Derweil bereitet die Europäische Zentralbank (EZB) die Eurozone auf Quantitative Easing (QE) nach amerikanischem und japanischem Vorbild vor. Ein paar negative Nachrichten noch, und es ist soweit. Die Parameter für den 2014 anstehenden Stresstest der Banken wurden vorsorglich schon einmal verwässert. Als künftige Bankenaufsicht hatte die EZB im Oktober einen glaubwürdigen Stresstest angekündigt. Doch jetzt rudert sie zurück. Die ursprünglich angestrebten Kapitalanforderungen werden entschärft und die von den Banken gehaltenen Staatsschulden im Stresstest nicht bestraft. So erhalten die Großbanken der Kernländer mehr Spielraum zur Spekulation und die Banken der Krisenländer mehr Luft zum Kauf von Staatsanleihen. Die Bankaktien honorierten den Kurswechsel mit einem Kurssprung. Sicherer wird das europäische Bankensystem dadurch jedoch nicht. Mit der EZB als Bankenaufsicht hat man den Bock zum Gärtner gemacht.

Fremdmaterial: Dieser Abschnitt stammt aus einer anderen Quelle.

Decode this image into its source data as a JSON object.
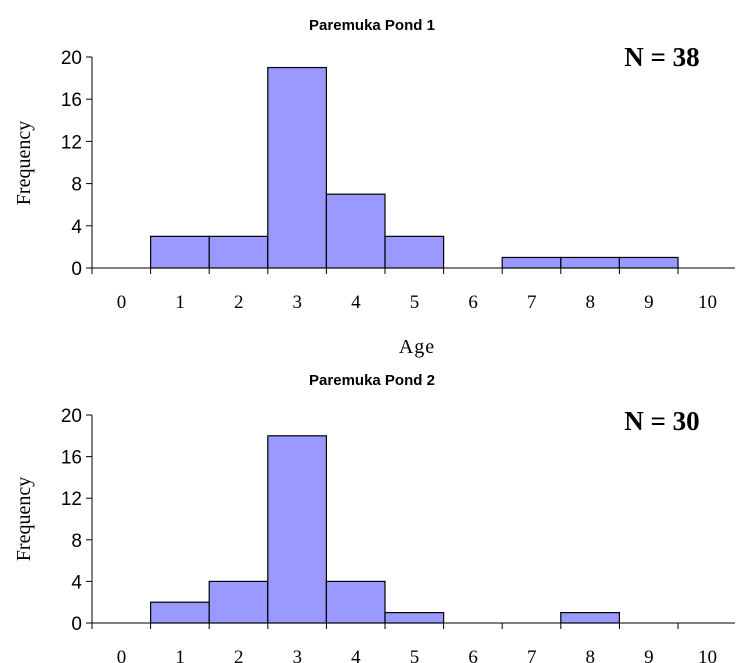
{
  "colors": {
    "bar_fill": "#9999ff",
    "bar_stroke": "#000000"
  },
  "chart_data": [
    {
      "type": "bar",
      "title": "Paremuka Pond 1",
      "annotation": "N = 38",
      "xlabel": "Age",
      "ylabel": "Frequency",
      "categories": [
        "0",
        "1",
        "2",
        "3",
        "4",
        "5",
        "6",
        "7",
        "8",
        "9",
        "10"
      ],
      "values": [
        0,
        3,
        3,
        19,
        7,
        3,
        0,
        1,
        1,
        1,
        0
      ],
      "yticks": [
        "0",
        "4",
        "8",
        "12",
        "16",
        "20"
      ],
      "ylim": [
        0,
        20
      ],
      "grid": false
    },
    {
      "type": "bar",
      "title": "Paremuka Pond 2",
      "annotation": "N = 30",
      "xlabel": "",
      "ylabel": "Frequency",
      "categories": [
        "0",
        "1",
        "2",
        "3",
        "4",
        "5",
        "6",
        "7",
        "8",
        "9",
        "10"
      ],
      "values": [
        0,
        2,
        4,
        18,
        4,
        1,
        0,
        0,
        1,
        0,
        0
      ],
      "yticks": [
        "0",
        "4",
        "8",
        "12",
        "16",
        "20"
      ],
      "ylim": [
        0,
        20
      ],
      "grid": false
    }
  ]
}
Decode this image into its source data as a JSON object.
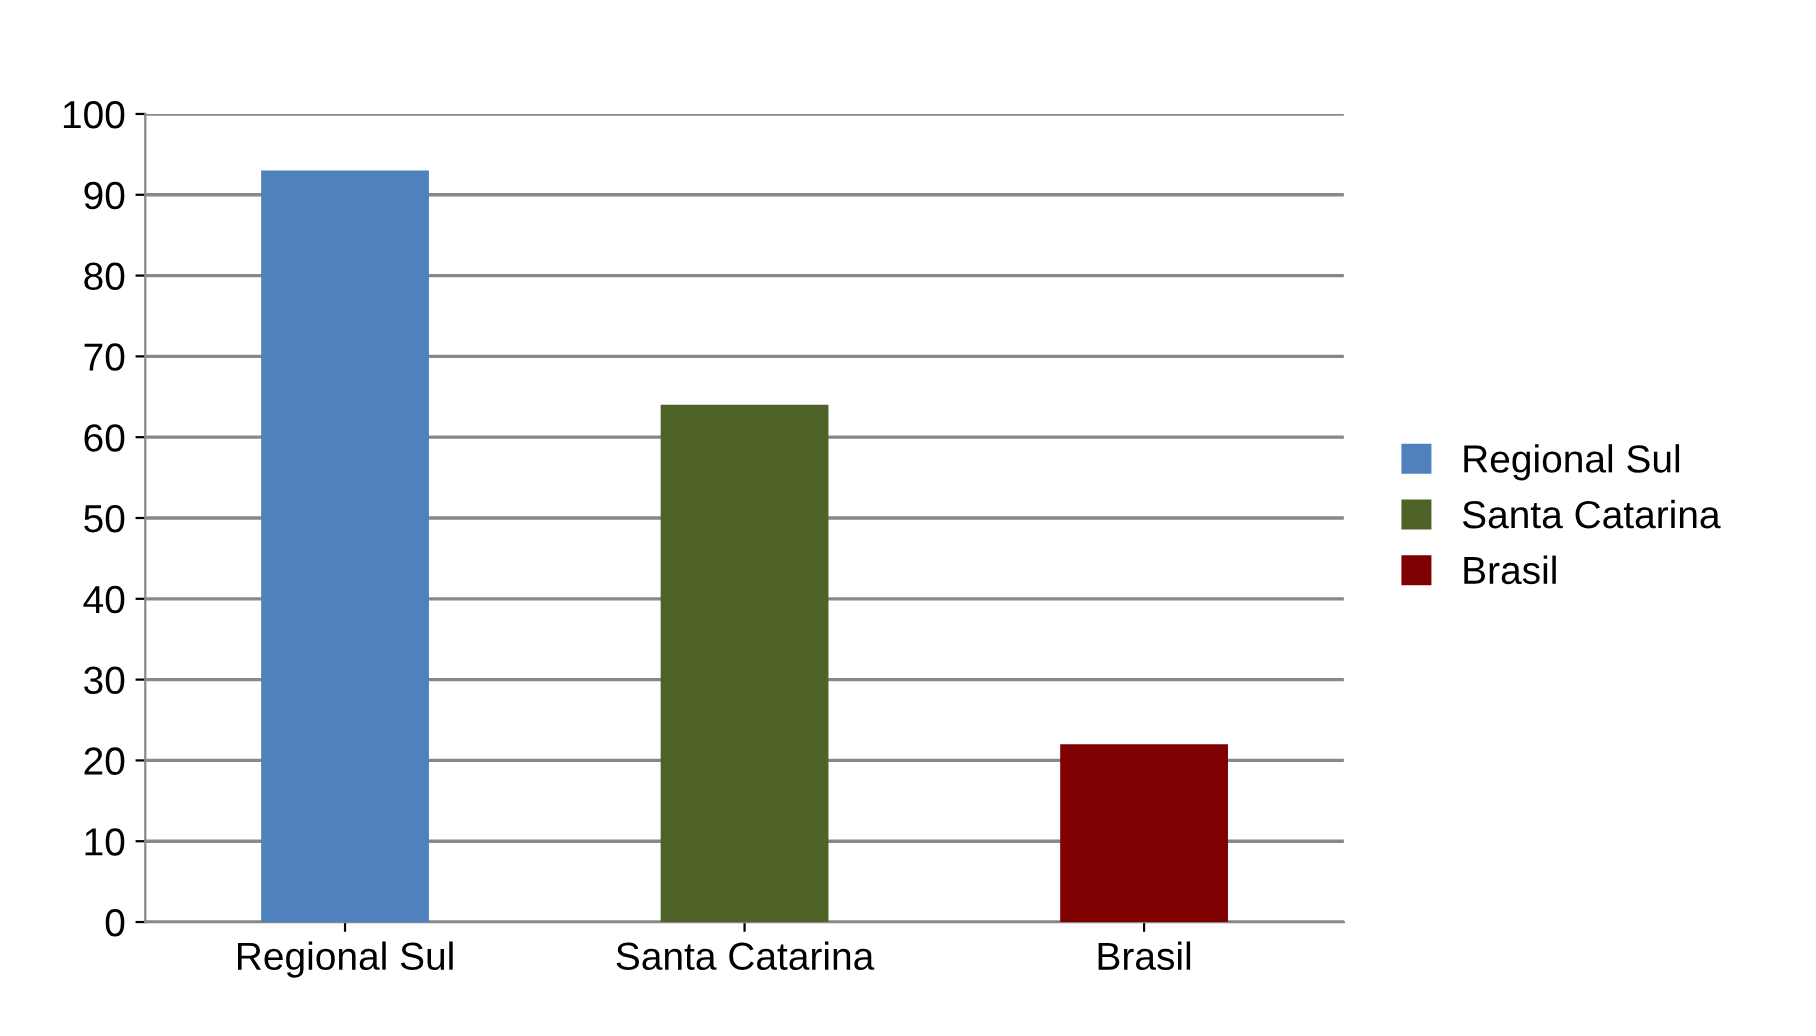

Man darf gespannt sein, wie in einigen Jahren die gegenwärtige Geldpolitik in den USA, in Japan und in Europa in der Rückschau bewertet wird. Als naiv, inkompetent, inflationär? Oder vielleicht gar als verantwortungslos, desaströs, kriminell oder mafiös? Sicher ist schon jetzt: Die Nachwirkungen dieser Politik werden noch lange in den Gesellschaften zu spüren sein. Das zeigt sich aktuell in Irland und Griechenland bei der Aufarbeitung der Bankenkrise.